The spikedace (Meda fulgida) is an endangered species of ray-finned fish in the family Leuciscidae. It is found in Arizona and New Mexico in the United States. It lives in fast-moving streams.

==Description==
The maximum length of the spikedace rarely exceeds 7.5 cm. It usually has a slender body, with a somewhat compressed front, and is strongly compressed at the caudal peduncle, with a fairly pointed snout and contains a slightly subterminal mouth with large eyes. The dorsal fin origin is behind the pelvic fin origin. The scales are present only as small, deeply embedded plates. The first spinous ray of the dorsal fin is the strongest and most sharp-pointed. The spikedace has seven dorsal fin-rays and typically 9 anal fin-rays. The spikedace skin is olive-gray to light brown above, with a brilliant silver side, often with blue reflections, and with black specks and blotches on the back and upper side. The breeding male has a spectacular, bright, brassy yellow head and fins.

==Range==

Historically, M. fulgida was common and locally abundant throughout the upper Gila River basin of Arizona and New Mexico. In Arizona, this included the Agua Fria, San Pedro, and San Francisco River systems, and the Gila, Salt and Verde Rivers and major tributaries upstream of present-day Phoenix. In New Mexico, it included San Francisco River, Gila River, and the East, Middle and West Forks of the Gila.
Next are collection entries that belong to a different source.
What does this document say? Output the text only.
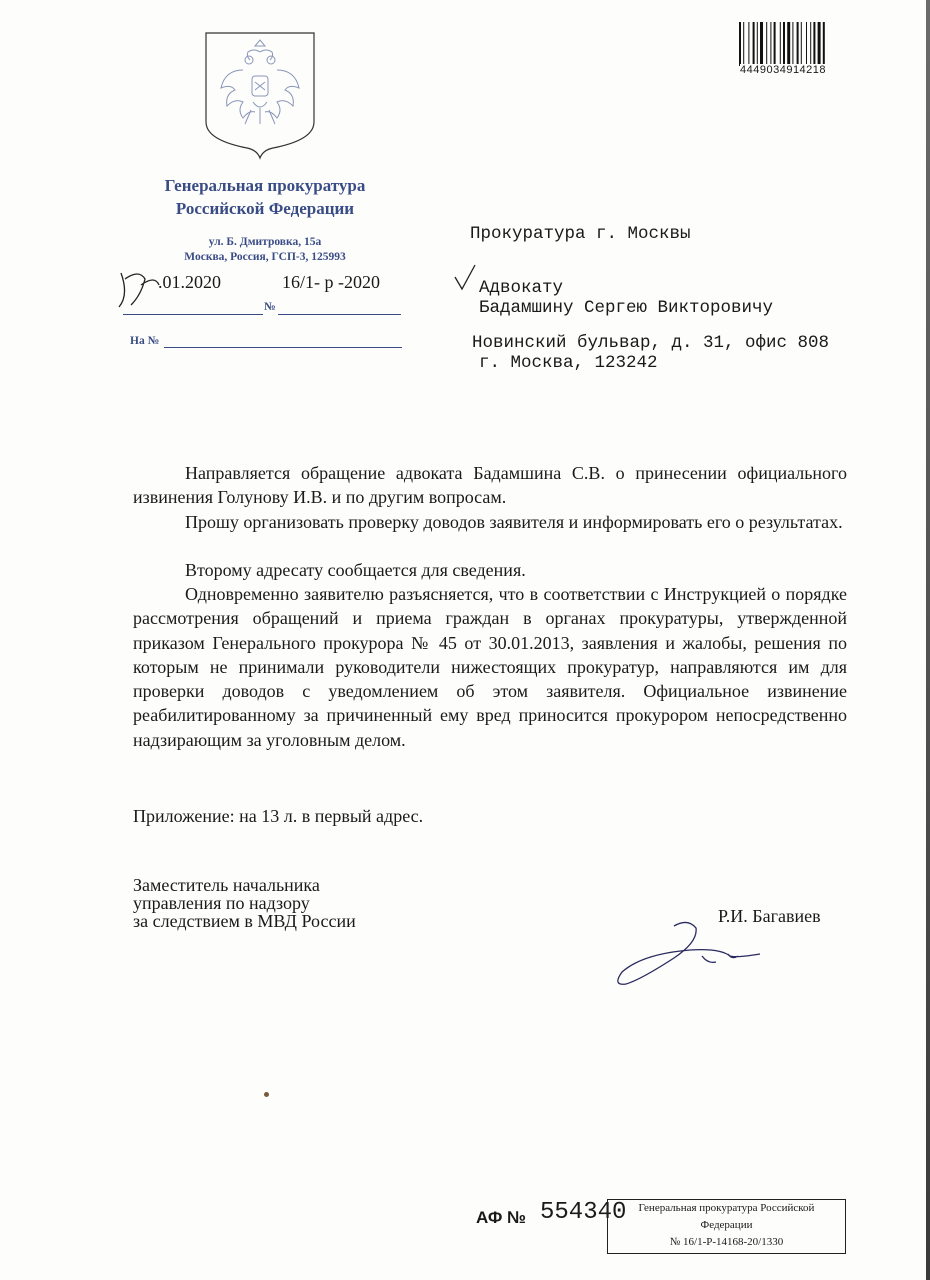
4449034914218
Генеральная прокуратура
Российской Федерации
ул. Б. Дмитровка, 15а
Москва, Россия, ГСП-3, 125993
.01.2020	16/1- р -2020
№
На №
Прокуратура г. Москвы
Адвокату
Бадамшину Сергею Викторовичу
Новинский бульвар, д. 31, офис 808
г. Москва, 123242
Направляется обращение адвоката Бадамшина С.В. о принесении официального извинения Голунову И.В. и по другим вопросам.
Прошу организовать проверку доводов заявителя и информировать его о результатах.
Второму адресату сообщается для сведения.
Одновременно заявителю разъясняется, что в соответствии с Инструкцией о порядке рассмотрения обращений и приема граждан в органах прокуратуры, утвержденной приказом Генерального прокурора № 45 от 30.01.2013, заявления и жалобы, решения по которым не принимали руководители нижестоящих прокуратур, направляются им для проверки доводов с уведомлением об этом заявителя. Официальное извинение реабилитированному за причиненный ему вред приносится прокурором непосредственно надзирающим за уголовным делом.
Приложение: на 13 л. в первый адрес.
Заместитель начальника
управления по надзору
за следствием в МВД России	Р.И. Багавиев
АФ № 554340	Генеральная прокуратура Российской
Федерации
№ 16/1-Р-14168-20/1330
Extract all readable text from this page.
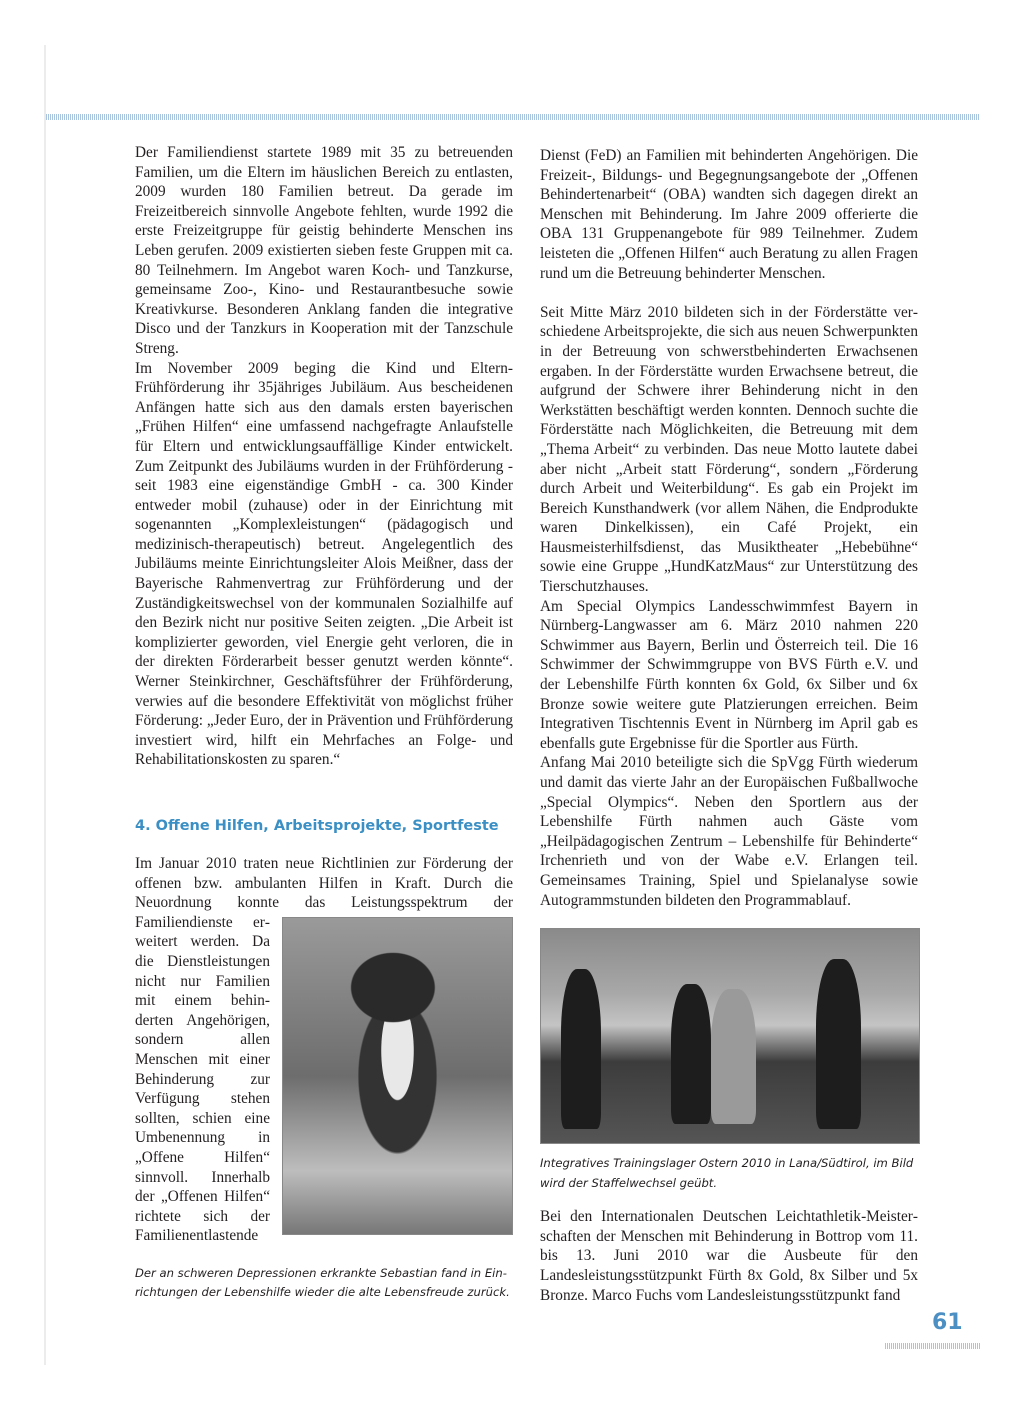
Der Familiendienst startete 1989 mit 35 zu betreuenden Familien, um die Eltern im häuslichen Bereich zu entlasten, 2009 wurden 180 Familien betreut. Da gerade im Freizeitbereich sinnvolle Angebote fehlten, wurde 1992 die erste Freizeitgruppe für geistig behinderte Menschen ins Leben gerufen. 2009 existierten sieben feste Gruppen mit ca. 80 Teilnehmern. Im Angebot waren Koch- und Tanzkurse, gemeinsame Zoo-, Kino- und Restaurantbesuche sowie Kreativkurse. Besonderen Anklang fanden die integrative Disco und der Tanzkurs in Kooperation mit der Tanzschule Streng.

Im November 2009 beging die Kind und Eltern-Frühförderung ihr 35jähriges Jubiläum. Aus bescheidenen Anfängen hatte sich aus den damals ersten bayerischen „Frühen Hilfen“ eine umfassend nachgefragte Anlaufstelle für Eltern und entwicklungsauffällige Kinder entwickelt. Zum Zeitpunkt des Jubiläums wurden in der Frühförderung - seit 1983 eine eigenständige GmbH - ca. 300 Kinder entweder mobil (zuhause) oder in der Einrichtung mit sogenannten „Komplexleistungen“ (pädagogisch und medizinisch-therapeutisch) betreut. Angelegentlich des Jubiläums meinte Einrichtungsleiter Alois Meißner, dass der Bayerische Rahmenvertrag zur Frühförderung und der Zuständigkeitswechsel von der kommunalen Sozialhilfe auf den Bezirk nicht nur positive Seiten zeigten. „Die Arbeit ist komplizierter geworden, viel Energie geht verloren, die in der direkten Förderarbeit besser genutzt werden könnte“. Werner Steinkirchner, Geschäftsführer der Frühförderung, verwies auf die besondere Effektivität von möglichst früher Förderung: „Jeder Euro, der in Prävention und Frühförderung investiert wird, hilft ein Mehrfaches an Folge- und Rehabilitationskosten zu sparen.“

4. Offene Hilfen, Arbeitsprojekte, Sportfeste

Im Januar 2010 traten neue Richtlinien zur Förderung der offenen bzw. ambulanten Hilfen in Kraft. Durch die Neuordnung konnte das Leistungsspektrum der Familiendienste erweitert werden. Da die Dienstleistungen nicht nur Familien mit einem behinderten Angehörigen, sondern allen Menschen mit einer Behinderung zur Verfügung stehen sollten, schien eine Umbenennung in „Offene Hilfen“ sinnvoll. Innerhalb der „Offenen Hilfen“ richtete sich der Familienentlastende

Der an schweren Depressionen erkrankte Sebastian fand in Einrichtungen der Lebenshilfe wieder die alte Lebensfreude zurück.

Dienst (FeD) an Familien mit behinderten Angehörigen. Die Freizeit-, Bildungs- und Begegnungsangebote der „Offenen Behindertenarbeit“ (OBA) wandten sich dagegen direkt an Menschen mit Behinderung. Im Jahre 2009 offerierte die OBA 131 Gruppenangebote für 989 Teilnehmer. Zudem leisteten die „Offenen Hilfen“ auch Beratung zu allen Fragen rund um die Betreuung behinderter Menschen.

Seit Mitte März 2010 bildeten sich in der Förderstätte verschiedene Arbeitsprojekte, die sich aus neuen Schwerpunkten in der Betreuung von schwerstbehinderten Erwachsenen ergaben. In der Förderstätte wurden Erwachsene betreut, die aufgrund der Schwere ihrer Behinderung nicht in den Werkstätten beschäftigt werden konnten. Dennoch suchte die Förderstätte nach Möglichkeiten, die Betreuung mit dem „Thema Arbeit“ zu verbinden. Das neue Motto lautete dabei aber nicht „Arbeit statt Förderung“, sondern „Förderung durch Arbeit und Weiterbildung“. Es gab ein Projekt im Bereich Kunsthandwerk (vor allem Nähen, die Endprodukte waren Dinkelkissen), ein Café Projekt, ein Hausmeisterhilfsdienst, das Musiktheater „Hebebühne“ sowie eine Gruppe „HundKatzMaus“ zur Unterstützung des Tierschutzhauses.

Am Special Olympics Landesschwimmfest Bayern in Nürnberg-Langwasser am 6. März 2010 nahmen 220 Schwimmer aus Bayern, Berlin und Österreich teil. Die 16 Schwimmer der Schwimmgruppe von BVS Fürth e.V. und der Lebenshilfe Fürth konnten 6x Gold, 6x Silber und 6x Bronze sowie weitere gute Platzierungen erreichen. Beim Integrativen Tischtennis Event in Nürnberg im April gab es ebenfalls gute Ergebnisse für die Sportler aus Fürth.

Anfang Mai 2010 beteiligte sich die SpVgg Fürth wiederum und damit das vierte Jahr an der Europäischen Fußballwoche „Special Olympics“. Neben den Sportlern aus der Lebenshilfe Fürth nahmen auch Gäste vom „Heilpädagogischen Zentrum – Lebenshilfe für Behinderte“ Irchenrieth und von der Wabe e.V. Erlangen teil. Gemeinsames Training, Spiel und Spielanalyse sowie Autogrammstunden bildeten den Programmablauf.

Integratives Trainingslager Ostern 2010 in Lana/Südtirol, im Bild wird der Staffelwechsel geübt.

Bei den Internationalen Deutschen Leichtathletik-Meisterschaften der Menschen mit Behinderung in Bottrop vom 11. bis 13. Juni 2010 war die Ausbeute für den Landesleistungsstützpunkt Fürth 8x Gold, 8x Silber und 5x Bronze. Marco Fuchs vom Landesleistungsstützpunkt fand

61
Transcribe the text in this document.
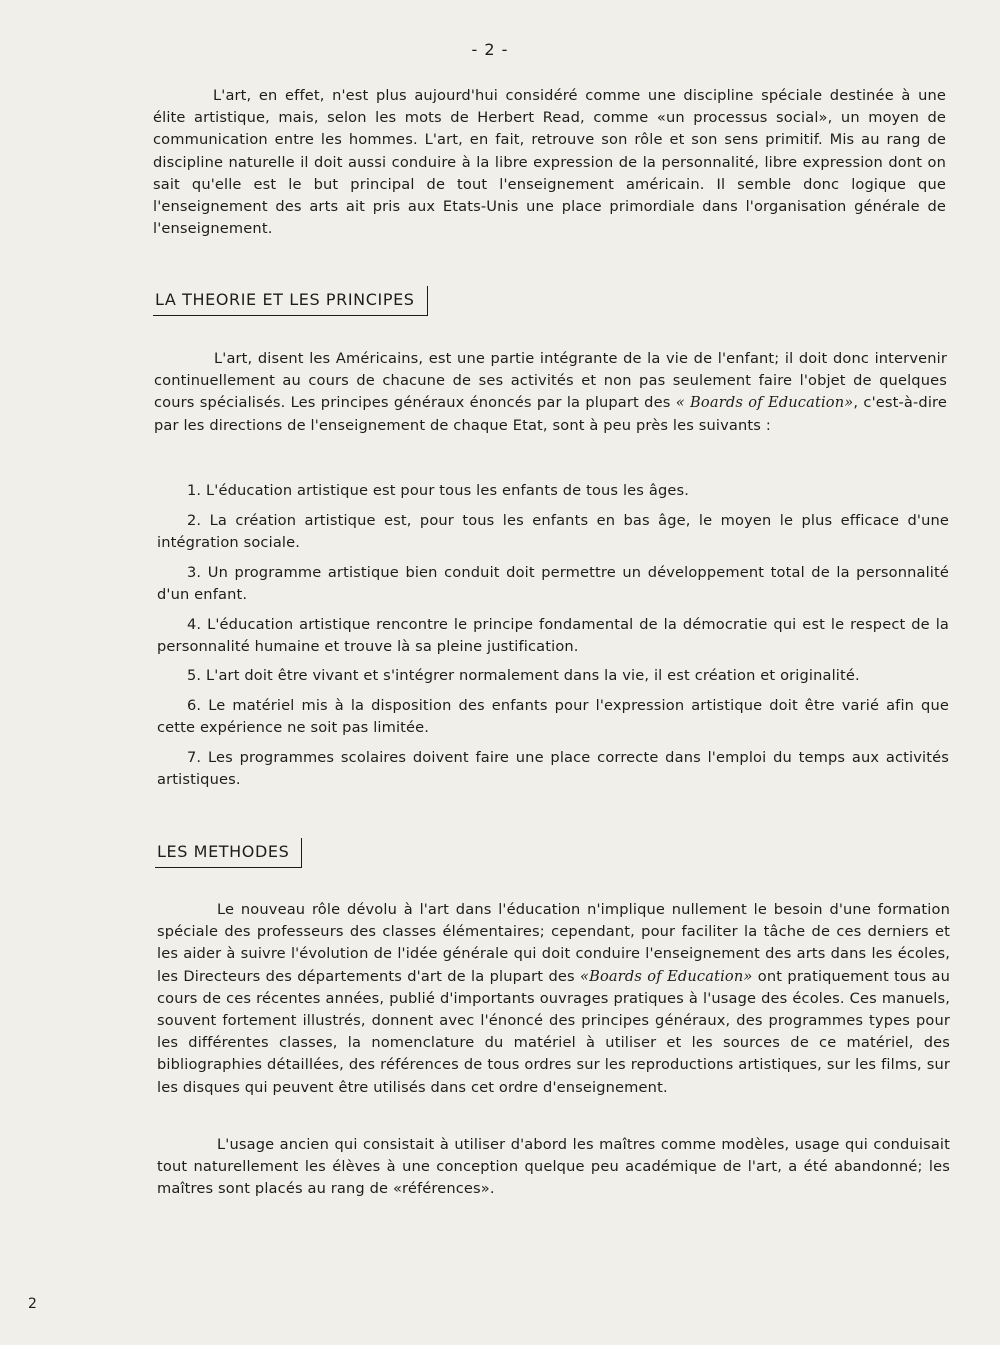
- 2 -

L'art, en effet, n'est plus aujourd'hui considéré comme une discipline spéciale destinée à une élite artistique, mais, selon les mots de Herbert Read, comme «un processus social», un moyen de communication entre les hommes. L'art, en fait, retrouve son rôle et son sens primitif. Mis au rang de discipline naturelle il doit aussi conduire à la libre expression de la personnalité, libre expression dont on sait qu'elle est le but principal de tout l'enseignement américain. Il semble donc logique que l'enseignement des arts ait pris aux Etats-Unis une place primordiale dans l'organisation générale de l'enseignement.

LA THEORIE ET LES PRINCIPES

L'art, disent les Américains, est une partie intégrante de la vie de l'enfant; il doit donc intervenir continuellement au cours de chacune de ses activités et non pas seulement faire l'objet de quelques cours spécialisés. Les principes généraux énoncés par la plupart des « Boards of Education», c'est-à-dire par les directions de l'enseignement de chaque Etat, sont à peu près les suivants :

1. L'éducation artistique est pour tous les enfants de tous les âges.

2. La création artistique est, pour tous les enfants en bas âge, le moyen le plus efficace d'une intégration sociale.

3. Un programme artistique bien conduit doit permettre un développement total de la personnalité d'un enfant.

4. L'éducation artistique rencontre le principe fondamental de la démocratie qui est le respect de la personnalité humaine et trouve là sa pleine justification.

5. L'art doit être vivant et s'intégrer normalement dans la vie, il est création et originalité.

6. Le matériel mis à la disposition des enfants pour l'expression artistique doit être varié afin que cette expérience ne soit pas limitée.

7. Les programmes scolaires doivent faire une place correcte dans l'emploi du temps aux activités artistiques.

LES METHODES

Le nouveau rôle dévolu à l'art dans l'éducation n'implique nullement le besoin d'une formation spéciale des professeurs des classes élémentaires; cependant, pour faciliter la tâche de ces derniers et les aider à suivre l'évolution de l'idée générale qui doit conduire l'enseignement des arts dans les écoles, les Directeurs des départements d'art de la plupart des «Boards of Education» ont pratiquement tous au cours de ces récentes années, publié d'importants ouvrages pratiques à l'usage des écoles. Ces manuels, souvent fortement illustrés, donnent avec l'énoncé des principes généraux, des programmes types pour les différentes classes, la nomenclature du matériel à utiliser et les sources de ce matériel, des bibliographies détaillées, des références de tous ordres sur les reproductions artistiques, sur les films, sur les disques qui peuvent être utilisés dans cet ordre d'enseignement.

L'usage ancien qui consistait à utiliser d'abord les maîtres comme modèles, usage qui conduisait tout naturellement les élèves à une conception quelque peu académique de l'art, a été abandonné; les maîtres sont placés au rang de «références».

2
Presently, the species is found in Aravaipa Creek, a tributary of the San Pedro River, Eagle Creek, and the upper Verde River system in Arizona, and the upper Gila River system in New Mexico.

==Habitat==
The spikedace occupies midwater habitats of runs and pools, and prefers moving in water less than 1 m deep and in a current of 0.3-0.6 m/s. The spikedace concentrates in the downstream ends of rivers, although many have been collected in the upstream portions of shear zones less than 0.33 m deep. In larger streams, the spikedace is found only at the mouth of creeks.

== Population trends ==
The spikedace was formerly widespread in the Gila basin, but has suffered marked reductions in range in the last few decades. In areas where it still persists, it seems far less abundant now. This species often declines and explodes in numbers. Kirk Young (AGFD Native Fish Diversity Review 1995) reported four populations in Arizona. Paul Marsh believes a population may be found in the White River which has not yet been surveyed.

== Management factors ==
Activities known to be detrimental to the spikedace are the removal of water from their habitats, stream impoundment, channelization, domestic livestock grazing, timber harvesting, mining, road construction, polluting, and stocking non-native species.

Threats to the species include stream flow depletion; diversion; habitat alteration and competition with non-native crayfishes; and predation by and competition with non-native fishes, especially red shiner.